A variety of software companies were at the show, each of which had products to meet the unique needs of window and door manufacturers.
• Albat and Wirsam of Oakville, Ontario, featured its cantor software for windows and doors. According to the company, the program makes complex pricing structures easy and consists of four easy-to-use modules including order receipt, purchasing and material management, production scheduling and delivery planning
• FeneVision of Aurora, Ohio, featured its software programs for the fenestration industry which the company describes as efficient, flexible and accurate. The core FeneVision module includes order entry scheduling, optimizing, executing, tracking and invoicing.

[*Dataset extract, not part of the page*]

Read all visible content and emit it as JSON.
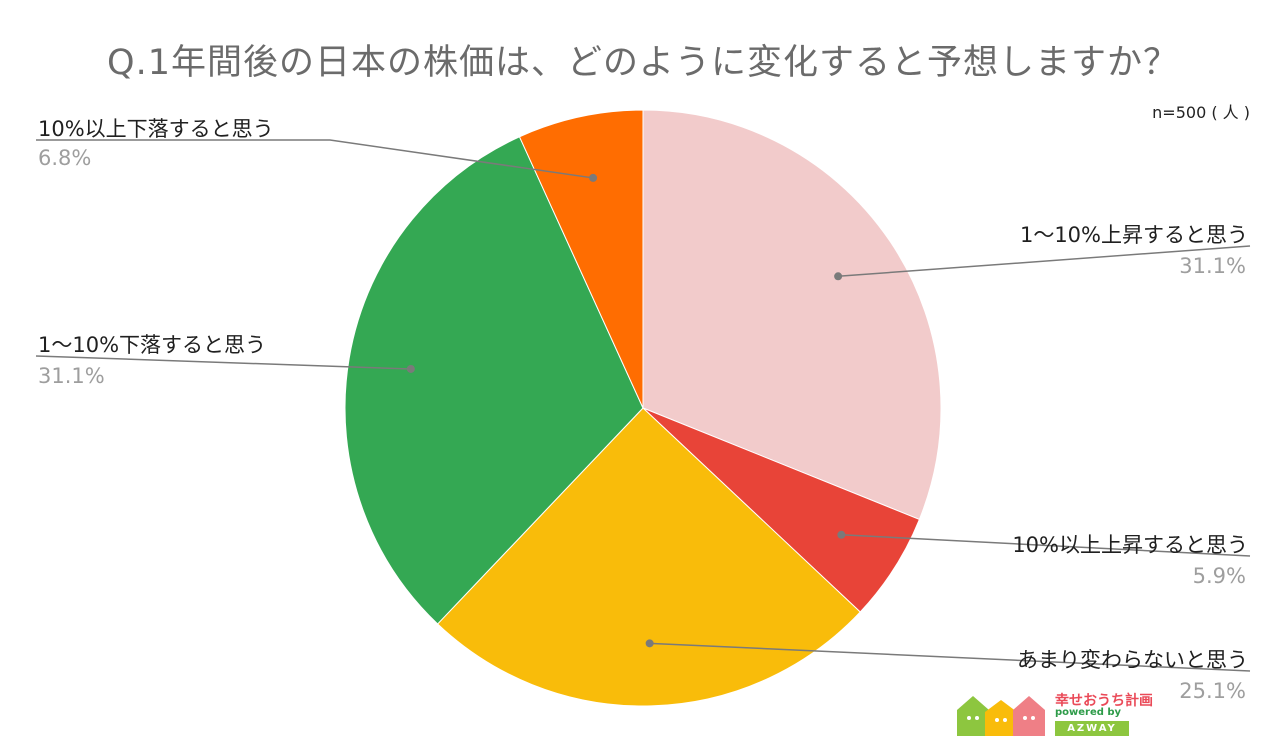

Additionally, production control can be interfaced to any open-architecture business application, according to the company.
• The DeMichele Group of Mesa, Ariz., featured its estimating and engineering software for the fenestration industry. Just a few of the reports that may be generated by using the software include: bid recap, build of materials and printer drawings, optimization reports, purchase order, bid proposal, database and CAD shop drawings.
McKeegan Equipment and Supply Co. of Canton, Mich., offers a variety of products for muntin assembly. The company’s colonial muntin notcher/keeper bar punch features a double acting cylinder, easy muntin changeover, durable heat-treated tool steel and a self-lubricating blade, according to the company. McKeegan adds that benefits of the equipment include clean accurate notching, accommodation of upper and lower sash size offsets and a single adjustable stop block which saves time and eliminates the possibility of muntin and spacer misalignment.
The company also offers its sunburst muntin layout/assembly workstation which features a 48- by-72-inch working surface and two sets of clamps. The company says benefits of the machine include accurate layout of starburst patterns, accommodation of a double radius and location of all machinery in one convenient location.